Here is the next part of God’s good word to us: The LORD keep you. By keep we also may understand guard, watch, and preserve. Our God, in Jesus Christ, His Son, does all of this for us. The unnamed Psalmist, in Psalm 121, declares, “The LORD will keep you from all evil; He will keep your life. The LORD will keep your going out and your coming in from this time forth and forevermore” (Psalm 121:7-8). Notice that the Lord watches over our lives, and the activities that constitute our lives, without fail. He also guards us from all evil. Granted, we find plenty of it ourselves when led astray, but it is owing to the Lord’s great mercy that no further evil befalls us. Furthermore, God’s peace, availed to us in Christ, guards our hearts and minds from fears from within and attacks from without (Philippians 4:6-7). We praise the Lord for His good safekeeping of us.
Next, Scripture blesses us, saying, “The LORD make His face to shine upon you and be gracious unto you.” As the Lord’s face shines upon us, may we both see the brilliance of His being and feel the warmth of His love. When we think of the Lord’s graciousness to us, we think us His great favor extended unto us—a favor wholly unmerited on our part. That favor implies goodwill toward us. Certainly God extends this goodwill toward all in Jesus (“Peace on earth, goodwill to men,” Luke 2:14), but He extends this grace, this goodwill, especially toward the household of faith—to those redeemed by faith in Jesus. Without God’s grace extended to us, we have neither the next breath nor the next heartbeat, but by His grace we live—and both abundantly and eternally at that.
The Lord concludes this good word to us with these words: “The LORD lift up His countenance upon you, and give you peace.” Indeed, as the Lord lifts up His countenance—His face—upon us, may He look upon us with favor and may His eye ever be upon us for good. Then we read of the closing gift in this Aaronic benediction: the Lord’s peace (Hebrew shalom).

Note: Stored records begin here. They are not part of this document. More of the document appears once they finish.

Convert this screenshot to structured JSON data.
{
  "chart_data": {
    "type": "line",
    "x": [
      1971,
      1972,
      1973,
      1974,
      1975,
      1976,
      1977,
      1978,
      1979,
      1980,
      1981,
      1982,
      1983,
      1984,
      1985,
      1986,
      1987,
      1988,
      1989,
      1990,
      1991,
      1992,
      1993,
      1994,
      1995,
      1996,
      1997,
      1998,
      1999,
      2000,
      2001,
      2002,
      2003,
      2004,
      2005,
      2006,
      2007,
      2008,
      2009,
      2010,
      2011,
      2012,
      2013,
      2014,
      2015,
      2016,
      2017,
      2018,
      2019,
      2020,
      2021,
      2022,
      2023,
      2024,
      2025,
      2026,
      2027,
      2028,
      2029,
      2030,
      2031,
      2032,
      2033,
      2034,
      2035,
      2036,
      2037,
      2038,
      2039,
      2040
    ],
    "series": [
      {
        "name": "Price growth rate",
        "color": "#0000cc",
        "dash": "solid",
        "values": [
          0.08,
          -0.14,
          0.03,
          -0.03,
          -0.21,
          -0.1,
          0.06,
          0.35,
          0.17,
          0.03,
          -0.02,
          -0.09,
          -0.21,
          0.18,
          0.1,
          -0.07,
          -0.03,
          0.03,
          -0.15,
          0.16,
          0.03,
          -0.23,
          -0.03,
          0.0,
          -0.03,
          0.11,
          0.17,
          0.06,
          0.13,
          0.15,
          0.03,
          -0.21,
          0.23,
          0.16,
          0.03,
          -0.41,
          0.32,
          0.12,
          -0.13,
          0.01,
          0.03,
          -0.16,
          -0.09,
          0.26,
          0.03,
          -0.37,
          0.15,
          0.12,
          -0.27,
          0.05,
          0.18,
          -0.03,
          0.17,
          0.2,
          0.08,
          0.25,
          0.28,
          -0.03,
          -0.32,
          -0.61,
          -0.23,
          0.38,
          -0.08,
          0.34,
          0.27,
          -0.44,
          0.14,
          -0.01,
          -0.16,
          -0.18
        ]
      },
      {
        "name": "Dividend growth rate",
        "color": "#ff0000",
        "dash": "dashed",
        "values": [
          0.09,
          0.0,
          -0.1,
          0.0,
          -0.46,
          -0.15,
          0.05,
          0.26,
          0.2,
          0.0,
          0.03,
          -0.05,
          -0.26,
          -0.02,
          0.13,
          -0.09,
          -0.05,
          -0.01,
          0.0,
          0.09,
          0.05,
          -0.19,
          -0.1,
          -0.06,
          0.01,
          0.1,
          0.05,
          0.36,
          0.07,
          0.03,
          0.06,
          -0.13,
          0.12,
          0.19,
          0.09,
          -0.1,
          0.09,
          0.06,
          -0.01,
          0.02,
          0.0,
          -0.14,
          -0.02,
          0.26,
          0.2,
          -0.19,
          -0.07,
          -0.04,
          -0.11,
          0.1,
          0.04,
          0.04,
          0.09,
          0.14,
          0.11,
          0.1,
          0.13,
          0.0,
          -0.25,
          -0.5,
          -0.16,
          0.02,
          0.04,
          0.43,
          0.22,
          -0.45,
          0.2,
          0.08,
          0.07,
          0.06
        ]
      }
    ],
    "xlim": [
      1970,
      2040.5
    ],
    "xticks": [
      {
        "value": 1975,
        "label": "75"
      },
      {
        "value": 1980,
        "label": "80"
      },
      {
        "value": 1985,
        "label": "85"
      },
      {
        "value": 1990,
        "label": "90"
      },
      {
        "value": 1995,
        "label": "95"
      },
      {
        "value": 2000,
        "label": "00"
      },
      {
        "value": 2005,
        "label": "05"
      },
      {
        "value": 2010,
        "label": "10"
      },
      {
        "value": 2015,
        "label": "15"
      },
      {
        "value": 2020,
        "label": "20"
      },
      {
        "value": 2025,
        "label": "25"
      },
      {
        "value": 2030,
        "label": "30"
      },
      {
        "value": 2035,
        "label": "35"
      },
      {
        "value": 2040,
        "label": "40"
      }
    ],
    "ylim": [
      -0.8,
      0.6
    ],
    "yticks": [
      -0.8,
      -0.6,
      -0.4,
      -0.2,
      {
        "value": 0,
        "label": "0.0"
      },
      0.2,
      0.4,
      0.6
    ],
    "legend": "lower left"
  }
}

The Hebrew word shalom has many senses, and, surprisingly to me at least, peace is not the chief sense of the word. Shalom entails completeness and wholeness; safety and soundness; welfare, health, and prosperity; peace, quiet, tranquility, contentment; and peace, friendship, and absence of hostility. Look at all the good entailed in shalom. A loose translation of this word, which I heard so many years ago that I can remember no longer its original source, is it is well with me. Indeed, having all we have in Jesus, it is well with us.
Recall just now all the senses of God’s peace—His shalom. Do you lack any of these? If so, then ask the Lord for the senses you lack. If the Lord tarries before He supplies your lack, then wait for Him to bring His full shalom to your soul: increasingly in this life and beyond measure in the next. Rest, furthermore, in God’s precious promises concerning His peace. Jesus promises to give us His peace—not like unto the world’s poor imitation of it (John 14:27). The Lord promises that He will keep us in perfect peace as we trust in Him (Isaiah 26:3). Recall once again that the peace of the Lord will guard our hearts and minds in Christ Jesus (Philippians 4:7). Therefore, because the Lord extends peace unto us, let us comply with Christ’s injunction, “Let not your hearts be troubled, neither let them be afraid” (John 14:27).
 For this narrative I am indebted to the Academy of Ancient Languages. The fuller narrative than cited here occurs in aoal.org/Hebrew/blessing.html (accessed December 6, 2019).
 The tense of the Hebrew verb is Pi‘el, which indicates an intensive active rendering of the root verb. See J. Weingreen, A Practical Grammar for Classical Hebrew, 100.
 See Francis Brown, S. R. Driver, and Charles A. Briggs, The Brown-Driver-Briggs Hebrew and English Lexicon: With an Appendix Containing the Biblical Aramaic (Boston: Houghton Mifflin, 1906. Reprint, Peabody, MA: Hendrickson, 2001), 1022-23.